Environ 550 plants de chênes pubescents ont été plantés sur un demi-hectare dans la forêt d’Essert.
Environ 550 plants de chênes pubescents ont été plantés sur un demi-hectare dans la forêt d’Essert. © Radio France - Bastien Munch

"C'est une forme d'interventionnisme", avoue-t-il. "Mais à mon sens, il ne nuit pas à la nature, bien au contraire. Seule, la nature ne sera pas assez forte pour anticiper et aller au devant de l'évolution du climat qui nous attend. Après, on n'est pas certain que ça marche..." Surtout qu'il est encore trop tôt pour tirer de premières conclusions, malgré l'apparente réussite de ces plantations. "C'est déjà un point positif, mais ça ne fait pas tout", continue Thomas Demoly. "Le but, ce n'est pas de vérifier que les plants vont survivre pendant un, deux ou trois ans. On veut vraiment aboutir à un peuplement qui soit viable pendant toute sa durée de vie, c'est-à-dire minimum 60 ou 80 ans. Donc ce seront seulement nos successeurs, voire les successeurs de nos successeurs, qui pourront tirer les conclusions de ce qu'on a fait aujourd'hui."

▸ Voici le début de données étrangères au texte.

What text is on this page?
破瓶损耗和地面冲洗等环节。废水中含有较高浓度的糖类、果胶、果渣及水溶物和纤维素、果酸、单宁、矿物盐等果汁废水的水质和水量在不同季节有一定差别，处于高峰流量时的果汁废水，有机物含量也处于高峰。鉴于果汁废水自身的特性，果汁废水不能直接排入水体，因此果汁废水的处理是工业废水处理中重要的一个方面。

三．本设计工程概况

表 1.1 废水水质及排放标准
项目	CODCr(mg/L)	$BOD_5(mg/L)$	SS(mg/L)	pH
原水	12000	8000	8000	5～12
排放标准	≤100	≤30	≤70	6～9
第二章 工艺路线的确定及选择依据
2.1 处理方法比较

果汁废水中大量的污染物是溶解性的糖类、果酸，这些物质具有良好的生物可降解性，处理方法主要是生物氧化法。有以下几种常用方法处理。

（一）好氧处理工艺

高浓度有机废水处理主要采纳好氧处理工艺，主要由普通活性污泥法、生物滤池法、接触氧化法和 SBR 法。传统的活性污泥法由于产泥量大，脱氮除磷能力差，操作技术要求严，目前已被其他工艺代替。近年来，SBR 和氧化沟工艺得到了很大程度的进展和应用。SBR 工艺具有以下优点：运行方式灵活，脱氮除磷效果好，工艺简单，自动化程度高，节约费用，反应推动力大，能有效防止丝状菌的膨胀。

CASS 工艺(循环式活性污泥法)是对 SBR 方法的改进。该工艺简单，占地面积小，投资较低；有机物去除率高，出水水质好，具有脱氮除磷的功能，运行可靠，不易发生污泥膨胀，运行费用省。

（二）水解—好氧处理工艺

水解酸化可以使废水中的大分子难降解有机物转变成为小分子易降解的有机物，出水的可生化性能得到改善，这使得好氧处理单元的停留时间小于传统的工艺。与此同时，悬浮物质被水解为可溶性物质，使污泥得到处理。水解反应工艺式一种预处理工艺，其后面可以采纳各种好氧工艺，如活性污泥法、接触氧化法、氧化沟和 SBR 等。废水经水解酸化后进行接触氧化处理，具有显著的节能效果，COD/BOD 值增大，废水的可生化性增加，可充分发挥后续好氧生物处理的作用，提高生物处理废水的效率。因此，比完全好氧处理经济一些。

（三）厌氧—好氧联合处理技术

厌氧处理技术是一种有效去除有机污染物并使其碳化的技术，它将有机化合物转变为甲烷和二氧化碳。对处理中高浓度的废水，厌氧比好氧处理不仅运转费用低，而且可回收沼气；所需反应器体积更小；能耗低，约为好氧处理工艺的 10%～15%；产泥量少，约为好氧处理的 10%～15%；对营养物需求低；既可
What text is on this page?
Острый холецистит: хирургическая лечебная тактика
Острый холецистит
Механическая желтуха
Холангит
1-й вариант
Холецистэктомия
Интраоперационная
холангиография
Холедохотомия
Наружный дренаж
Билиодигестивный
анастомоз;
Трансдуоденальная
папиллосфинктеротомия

Le Territoire de Belfort, pionnier de cette expérimentation

L'association des communes forestières du Territoire de Belfort suit le dossier avec attention, car la régénération des forêts leur est capitale. "Il faut vraiment qu'on prenne soin de nos forêts", explique Rachel Couvreux, la présidente de l'association. "Malheureusement, en ce moment, certaines communes n'arrivent plus à régénérer la forêt correctement, faute de moyens. Par exemple, ici à Essert, pour un demi-hectare, ça coûte entre 5 000 et 6 000 euros de replantation..." De son côté, le département du Territoire de Belfort a déjà investi 50 000 euros dans cette opération, la même somme devrait être débloquée sur les deux prochaines années. "Nous avons été le premier département à lancer cette expérimentation", affirme Florian Bouquet, président du conseil départemental. "Plusieurs autres organismes et collectivités nous ont contactés pour connaître les essences que nous avions utilisées et la procédure de plantation."

Une vingtaine d'autres communes auraient déjà fait part de leur volonté d'accueillir dans leur forêt une "parcelle d'avenir". Une deuxième expérimentation devrait donc être lancée dans les prochains mois.